The Dachshund is truly a magnificent breed. They are one of the most popular choices as family companions mainly because they are small, loyal, and adorable.
People tend to think that because they are small, they are not meant for hard work, but they were originally bred to hunt down badgers and other animals that tunnel underground. The name “dachshund” actually means “badger dog” in German, which is their country of origin.
Their peculiar shape makes it easier to distinguish them from other breeds. It is also what makes them so cute and endearing. Their shape has also given them loving nicknames such as wiener dog, hot dog, and sausage dogs.
Possible Health Issues
Like all breeds, they are prone to certain diseases and health conditions for which you should be prepared if you decide to take one in to the family. It does not necessarily mean your particular wiener dog will get any of these diseases, but there is a possibility.

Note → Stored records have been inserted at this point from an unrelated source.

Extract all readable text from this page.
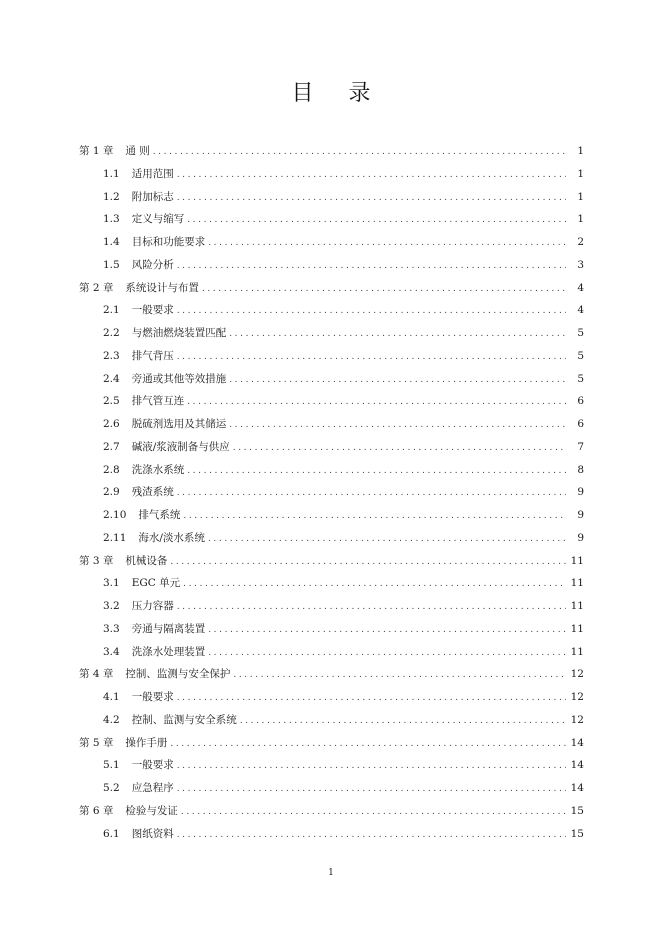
目 录
第 1 章 通 则 .....	1
1.1 适用范围 .....	1
1.2 附加标志 .....	1
1.3 定义与缩写 .....	1
1.4 目标和功能要求 .....	2
1.5 风险分析 .....	3
第 2 章 系统设计与布置 .....	4
2.1 一般要求 .....	4
2.2 与燃油燃烧装置匹配 .....	5
2.3 排气背压 .....	5
2.4 旁通或其他等效措施 .....	5
2.5 排气管互连 .....	6
2.6 脱硫剂选用及其储运 .....	6
2.7 碱液/浆液制备与供应 .....	7
2.8 洗涤水系统 .....	8
2.9 残渣系统 .....	9
2.10 排气系统 .....	9
2.11 海水/淡水系统 .....	9
第 3 章 机械设备 .....	11
3.1 EGC 单元 .....	11
3.2 压力容器 .....	11
3.3 旁通与隔离装置 .....	11
3.4 洗涤水处理装置 .....	11
第 4 章 控制、监测与安全保护 .....	12
4.1 一般要求 .....	12
4.2 控制、监测与安全系统 .....	12
第 5 章 操作手册 .....	14
5.1 一般要求 .....	14
5.2 应急程序 .....	14
第 6 章 检验与发证 .....	15
6.1 图纸资料 .....	15
1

INTERVERTEBRAL DISC DISEASE (IVDD)
This is basically a back problem, to which dachshunds are prone to having. Some people attribute their tendency to acquire this problem to the disproportionately long torsos of dachshunds, although there is no conclusive evidence to support this. It may also be due to genetics, certain movements, or falls from height.
Initial symptoms include difficulty or inability to use their hind legs. This could eventually lead to paralysis, and in some instances, loss of bladder and bowel control.
Health professionals suggest always supporting the dog’s back and rear area when they are being carried to prevent injury. Treatment for the disease may include crate confinement, anti-inflammatory medicines, surgery, and the use of a dog wheelchair.
In some cases, rehabilitation therapy can also help before the disease completely takes over. Use of dog wheelchairs are also included as part of the therapy or rehab program.
Dachshunds are also prone to epileptic seizures. This may also be due to genetics, congenital abnormality, or severe trauma to the head. Treatment usually involves medication. Bring your dachshund to the vet at the first instance of a seizure get proper treatment.
GASTRIC DILATATION-VOLVULUS (GDV)
Also known as bloat or torsion, this disease usually affects large breed dog, but dachshunds are the exception. This may be due to their deep chest shape. It is a life-threatening condition that causes the dog’s stomach to fill up with gas. This causes the stomach to twist and get distorted. As the air or gas builds up, the dog cannot belch or vomit to remove the air because of the distortion. This blocks the normal flow of blood to the heart, causing blood pressure to go down, and eventually lead to shock.
Immediate medical attention is critical for this condition. Symptoms may include excessive salivating and dry retching. It is best to bring the dog to the vet immediately if you observe these signs.
CANINE DIABETES MELLITUS (DM)
This is common to the breed, especially for overweight dachshunds. Symptoms may include urinating excessively, persistent thirstiness, and weight loss despite an increased appetite. Treatment may include a special diet and regular insulin medication. Keeping your dachshund’s weight in check is a good preventive measure.
Choosing Your New Best Friend
When selecting a dachshund puppy, look for a breeder that can provide you with a health clearance for both parents of the puppy. Genetics may play an important part in the eventual health of the puppy.
If you are getting a dachshund from a shelter, try to get as much health information as possible. Bring the dog straight to a vet for a complete checkup to get a rundown of existing and potential health problems. This will give you a good idea of how to provide your new best friend the best care.